Commerzbank, el segundo mayor banco de Alemania, advirtió que enfrentará un impacto financiero por los costos de llegar a un acuerdo en las investigaciones en Estados Unidos sobre violaciones a las sanciones contra Irán y otros países, que podrían exceder lo previsto.

El banco dijo que Estados Unidos estaba investigando si sus transacciones con Irán, Sudán, Myanmar, Corea del Norte y Cuba habían violado los embargos y señaló que otros prestamistas habían pagado grandes sumas por acuerdos que pusieron fin a las investigaciones.
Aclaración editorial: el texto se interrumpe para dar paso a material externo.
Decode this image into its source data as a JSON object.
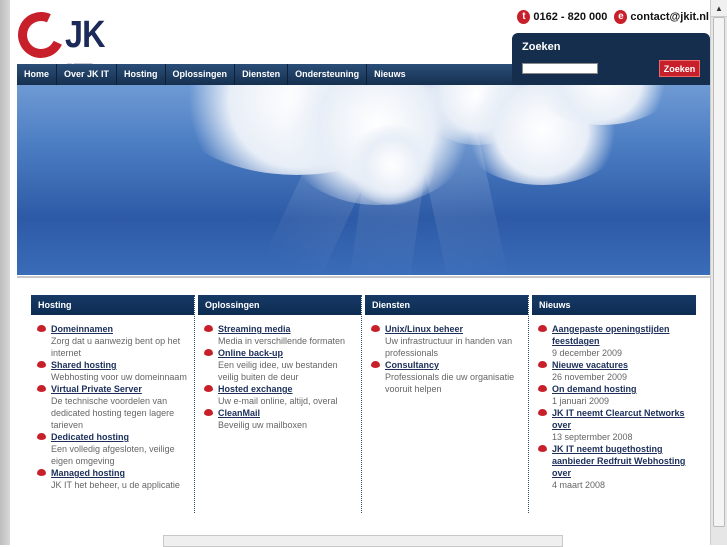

La revelación fue publicada por un diario alemán en base a un documento presentado por el banco en junio ante el regulador alemán Bafin.

"El impacto financiero del procedimiento y su finalización no pueden ser anticipados y podrían exceder las provisiones eventuales del caso, algo que podría tener consecuencias considerablemente negativas", dijo Commerzbank en la presentación.

Un portavoz de Commerzbank insistió en que el banco no ha realizado nuevos negocios con Irán desde el 2007 y señaló que era demasiado pronto para anticipar los alcances financieros que tendría la investigación por parte de Estados Unidos.

Las autoridades estadounidenses han estado siguiendo activamente la pista de las transacciones de varios bancos para evaluar posibles violaciones a las sanciones contra terceros países.

El banco británico Standard Chartered alcanzó la semana pasada un acuerdo por 340 millones para cerrar la investigación, después de que el Departamento de Servicios Financieros lo acusó de realizar transacciones relacionadas con Irán por 250,000 millones de dólares.

En una muestra del alcance del tema, otro gran banco global, el Royal Bank of Scotland (RBS), dijo que las autoridades de Estados Unidos también están investigando al banco sobre posibles violaciones de las sanciones contra Irán.

Un portavoz de RBS remitió a las revelaciones publicadas a principios de este mes junto a los resultados del banco para la primera mitad del año.

La información indicó que RBS había iniciado negociaciones con autoridades estadounidenses y británicas sobre si obedeció las sanciones económicas sobre Irán, y que podía afrontar impactos materiales a partir de la investigación.

La pesquisa aumenta la posibilidad de una severa multa para el banco británico, que también está siendo investigado por su participación en el escándalo de manipulación de la tasa Libor, e incrementará la presión sobre su presidente ejecutivo, Stephen Hester.

En las revelaciones que acompañaron los resultados de RBS en el primer semestre el 3 de agosto, el banco británico dijo que había "iniciado discusiones con autoridades del Reino Unido y Estados Unidos para discutir su compromiso histórico con las regulaciones y leyes correspondientes, entre ellas las sanciones económicas de Estados Unidos".

Eso siguió a una revisión interna comenzada por Hester poco después de su arribo al banco en el 2008.

"Los costos de la investigación, el remedio necesario podrían tener un efecto adverso en los activos netos, los resultados operativos o el flujo de caja del grupo en un período particular", indicó el banco.

El diario Financial Times informó que la Reserva Federal y el Departamento de Justicia de Estados Unidos encabezaban la investigación, citando varias fuentes cercanas al caso. Incluso citó una fuente que dijo que un gerente ya había dejado el banco tras la revisión interna.

En el 2010, RBS acordó pagar 500 millones de dólares para acordar frente a unas denuncias similares de parte de autoridades federales de Estados Unidos acerca de que ABN Amro -un banco holandés que RBS adquirió en el 2007- había violado leyes de sanciones.